TUJUAN INSTRUKSIONAL:


Setelah mengikuti perkuliahan dan membaca modul ini mahasiswa diharapkan dapat:


1. Memahami serta dapat menjelaskan mengenai perilaku pembelian rumit.


2. Memahami serta dapat menjelaskan mengenai perilaku pembelian karena kebiasaan.


3. Memahami serta dapat menjelaskan mengenai perilaku pasca pembelian.







engambilan keputusan oleh konsumen pada dasarnya berbeda-beda yang bergantung pada jenis produk yang akan dibeli. Keputusan untuk membeli pasta gigi atau sabun mandi, misalnya, akan berbeda dengan keputusan untuk membeli komputer pribadi atau mobil baru. Pembelian yang rumit dan mahal mungkin melibatkan lebih banyak pertimbangan pembeli dan lebih banyak peserta. Assael (1987)[1] membedakan empat jenis perilaku pembelian konsumen berdasarkan tingkat keterlibatan pembeli dan tingkat perbedaan merek.

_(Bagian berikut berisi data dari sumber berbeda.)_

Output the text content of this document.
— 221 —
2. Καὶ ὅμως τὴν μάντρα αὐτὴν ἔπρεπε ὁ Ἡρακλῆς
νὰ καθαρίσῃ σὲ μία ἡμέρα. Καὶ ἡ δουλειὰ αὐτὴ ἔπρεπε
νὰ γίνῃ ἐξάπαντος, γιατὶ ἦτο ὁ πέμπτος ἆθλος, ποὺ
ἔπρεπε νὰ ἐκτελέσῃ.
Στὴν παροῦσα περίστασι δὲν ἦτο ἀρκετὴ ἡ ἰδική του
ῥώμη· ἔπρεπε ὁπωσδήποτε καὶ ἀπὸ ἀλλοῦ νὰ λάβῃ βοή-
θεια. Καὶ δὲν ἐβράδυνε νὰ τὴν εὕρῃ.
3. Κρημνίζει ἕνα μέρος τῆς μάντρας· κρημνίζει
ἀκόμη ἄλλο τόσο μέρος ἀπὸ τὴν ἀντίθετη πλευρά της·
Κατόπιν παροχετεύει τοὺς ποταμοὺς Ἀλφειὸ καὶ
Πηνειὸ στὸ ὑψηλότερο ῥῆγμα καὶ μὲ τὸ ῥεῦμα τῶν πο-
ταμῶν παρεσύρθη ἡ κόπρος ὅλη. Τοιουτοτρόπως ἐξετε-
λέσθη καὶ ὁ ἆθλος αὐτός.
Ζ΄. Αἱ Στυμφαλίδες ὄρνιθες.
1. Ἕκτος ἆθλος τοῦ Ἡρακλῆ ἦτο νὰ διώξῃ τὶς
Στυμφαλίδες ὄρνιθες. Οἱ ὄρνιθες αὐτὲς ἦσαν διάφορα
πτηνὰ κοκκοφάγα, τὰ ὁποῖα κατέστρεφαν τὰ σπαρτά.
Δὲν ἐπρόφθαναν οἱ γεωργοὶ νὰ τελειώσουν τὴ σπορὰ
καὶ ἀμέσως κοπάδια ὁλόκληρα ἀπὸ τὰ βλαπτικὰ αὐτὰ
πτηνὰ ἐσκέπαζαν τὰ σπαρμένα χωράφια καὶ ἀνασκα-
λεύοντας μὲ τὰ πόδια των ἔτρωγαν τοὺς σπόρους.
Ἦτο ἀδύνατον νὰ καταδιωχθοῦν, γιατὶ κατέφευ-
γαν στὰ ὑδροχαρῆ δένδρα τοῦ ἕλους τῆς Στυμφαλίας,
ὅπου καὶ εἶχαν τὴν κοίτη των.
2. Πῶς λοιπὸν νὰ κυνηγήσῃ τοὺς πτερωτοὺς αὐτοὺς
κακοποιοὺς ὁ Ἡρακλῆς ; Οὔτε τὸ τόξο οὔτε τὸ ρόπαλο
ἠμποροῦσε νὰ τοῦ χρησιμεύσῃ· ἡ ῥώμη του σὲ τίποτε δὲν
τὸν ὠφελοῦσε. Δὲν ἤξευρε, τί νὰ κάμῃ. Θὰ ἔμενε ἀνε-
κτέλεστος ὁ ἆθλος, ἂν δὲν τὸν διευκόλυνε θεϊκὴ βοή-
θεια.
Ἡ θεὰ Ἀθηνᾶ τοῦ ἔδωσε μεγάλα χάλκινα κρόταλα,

Pembelian Rumit. Konsumen terlibat dalam perilaku pembelian yang rumit bila mereka sangat terlibat dalam pembelian dan sadar akan adanya perbedaan-perbedaan besar di antara merek. Perilaku pembelian yang rumit itu lazim terjadi bila produknya mahal, jarang dibeli, berisiko dan berfungsi untuk mengekspresikan diri konsumen. Pemasar produk dengan keterlibatan tinggi harus memahami perilaku konsumen dalam pengumpulan dan evaluasi informasi. Pemasar perlu mengembangkan strategi yang dapat membantu pembeli mempelajari atribut-atribut produk mereka dan tingkat kepentingan atribut-atribut tersebut. Pemasar juga harus dapat menarik perhatian konsumen terhadap reputasi merek yang dimiliki perusahaan dalam menyediakan atribut yang lebih penting bagi konsumen.



















Keterlibatan Tinggi


Keterlibatan Rendah


Perbedaan merek


besar


Perilaku pembelian rumit


Perilaku pembelian yang mencari variasi


Perbedaan merek


kecil


Perilaku pembelian mengurangi


Ketidaknyamanan


Perilaku pembelian yang


rutin/biasa



Proses pengambilan keputusan yang lebih rumit dapat terjadi jika konsumen memiliki pengalaman terbatas untuk membeli suatu produk dan tidak mengetahui atau memiliki informasi terbatas mengenai merek yang tersedia dan/atau tidak memahami kriteria yang akan digunakan untuk pengambilan keputusan pembelian. Mereka harus mempelajari atribut atau kriteria apa saja yang dapat digunakan untuk pengambilan keputusan pembelian dan mempelajari bagaimana berbagai merek dapat memenuhi kebutuhan atribut yang diinginkan. Dalam hal ini, pemasar harus menyediakan informasi yang dapat membantu konsumen mengambil keputusan. Iklan yang memberikan informasi terinci mengenai suatu merek dan bagaimana suatu merek dapat memuaskan tujuan atau motif pembelian konsumen adalah penting. Pemasar dapat juga memberikan informasi kepada konsumen di lokasi penjualan melalui alat peraga (display) atau brosur. Mereka yang menangani distribusi harus memiliki tenaga penjual yang memahami produk yang dijualnya agar mereka dapat menjelaskan berbagai manfaat dari barang dan jasa yang ditawarkan dan menjelaskan mengapa merek bersangkutan lebih baik dari merek pesaing lainnya.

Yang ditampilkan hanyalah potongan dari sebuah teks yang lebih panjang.